Look for the capability to input important talent metrics into your PMS so you and the managers can monitor them, compare them to previous performance inputs, and help employees understand what they can improve upon. Track talent metrics like attendance, retention, engagement, and quota attainment.
Prioritizing recognition can go a long way toward increasing engagement. In fact, employees who receive adequate recognition are four times more likely to be engaged than employees who don’t.
And remember: engaged employees are more productive and profitable to your company as a whole.
Your PMS should help you identify top performers and people who have picked up extra work and properly recognize them. Look for employees who have the fewest absences, complete all their tasks regularly, and have good customer feedback. All of this information should be in your PMS so you and your managers can easily recognize high-performing staff members.
With a PMS in place, you want to encourage managers to act on the insights they receive, use it to provide ongoing feedback, and leverage it for succession planning.
Insights mean nothing if managers don’t use them to communicate regularly with employees about how to improve their performance. In fact, 55% of workers said that standard annual reviews do nothing to improve their performance. Instead, they need more specific insight into their performance on an ongoing basis.
Set up regular recurring meetings between employees and their direct manager to discuss their performance, career plans, and growth based on data from the PMS. A good cadence for performance reviews is bi-weekly or once per month so that employees are always in the know about what they should improve on and what they are doing well.

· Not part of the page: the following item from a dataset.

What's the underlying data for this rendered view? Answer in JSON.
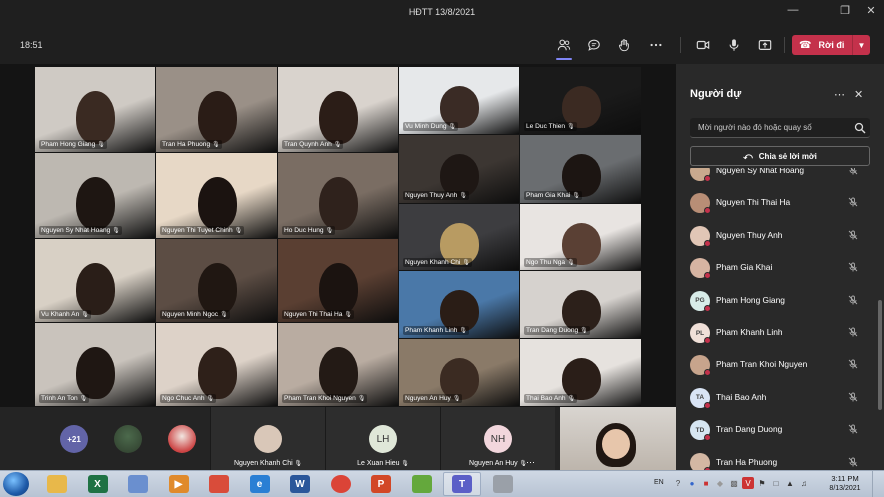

Feedback helps employees understand what they’re doing well and what they could improve on. Not only that, but employees whose managers offer them daily feedback are three times more likely to be engaged with the company they work for than those who receive feedback only once per year or less.

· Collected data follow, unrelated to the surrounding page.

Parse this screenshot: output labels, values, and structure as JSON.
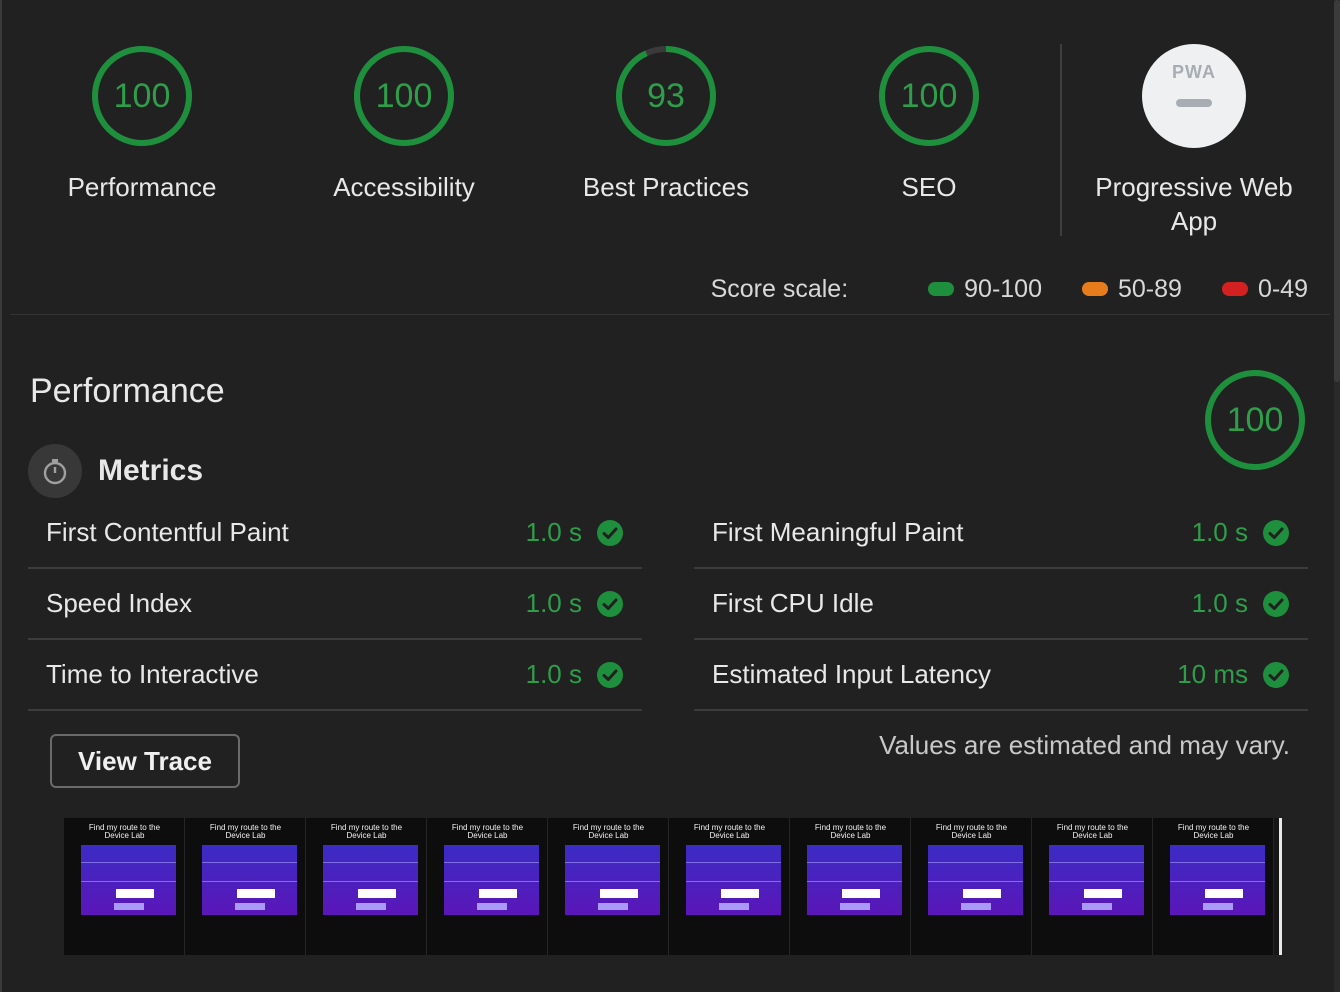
{
  "categories": [
    {
      "label": "Performance",
      "score": "100",
      "fraction": 1.0,
      "color": "#2e9e4a"
    },
    {
      "label": "Accessibility",
      "score": "100",
      "fraction": 1.0,
      "color": "#2e9e4a"
    },
    {
      "label": "Best Practices",
      "score": "93",
      "fraction": 0.93,
      "color": "#2e9e4a"
    },
    {
      "label": "SEO",
      "score": "100",
      "fraction": 1.0,
      "color": "#2e9e4a"
    }
  ],
  "pwa": {
    "badge_text": "PWA",
    "label_line1": "Progressive Web",
    "label_line2": "App"
  },
  "score_scale": {
    "title": "Score scale:",
    "items": [
      {
        "range": "90-100",
        "color": "#1e8f3c"
      },
      {
        "range": "50-89",
        "color": "#e67c1c"
      },
      {
        "range": "0-49",
        "color": "#d32121"
      }
    ]
  },
  "performance": {
    "title": "Performance",
    "score": "100",
    "fraction": 1.0,
    "metrics_title": "Metrics",
    "metrics_left": [
      {
        "name": "First Contentful Paint",
        "value": "1.0 s"
      },
      {
        "name": "Speed Index",
        "value": "1.0 s"
      },
      {
        "name": "Time to Interactive",
        "value": "1.0 s"
      }
    ],
    "metrics_right": [
      {
        "name": "First Meaningful Paint",
        "value": "1.0 s"
      },
      {
        "name": "First CPU Idle",
        "value": "1.0 s"
      },
      {
        "name": "Estimated Input Latency",
        "value": "10 ms"
      }
    ],
    "view_trace_label": "View Trace",
    "note": "Values are estimated and may vary."
  },
  "filmstrip": {
    "frame_count": 10,
    "frame_title_line1": "Find my route to the",
    "frame_title_line2": "Device Lab"
  },
  "colors": {
    "pass": "#2e9e4a",
    "background": "#212121"
  }
}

To incite ongoing feedback, employees should be able to get feedback from managers, peers, and customers so they know how they’re performing. Collect feedback from comment cards, peer reviews, and manager one-on-ones. Then log all feedback for each employee into the PMS so everything lives in one place.
Managers can look at the PMS to identify patterns in feedback — either to recognize the employee or to make a plan for improvement.
Succession planning can help you avoid any gaps in positions when an employee leaves or retires. This can make it less stressful or urgent when someone leaves because you already know which employee will fill the position from within and have a plan in place.
Use an organizational chart to document promotions, positions that employees have an interest in, employee skill sets, and more. Identify current employees who would be good candidates for positions that are opening up in the future. Keep track of positions that are likely to open up for which you don’t have an employee to fill the role.
By inputting all your succession information into a PMS, you have a better idea of when you need to start hiring externally. You’ll also be able to see which of your current employees need to be trained on certain skills in order to prepare them for their career growth.
Decide how you want to set up your PMS based on what works for your budget, the data you need to collect, and what tools or processes you’re already using.
The right performance management system should make life easier, not harder. It should be unintrusive, fitting seamlessly into employee workflows, and it should add value to your organization in the long run.
Oftentimes, you’ll find performance management platforms falling short in one, or even both, of these requirements. This is a pitfall that major white-collar agencies can tolerate, but for the majority of businesses out there with hardworking, hourly staff, choosing the wrong kind of performance management can be costly.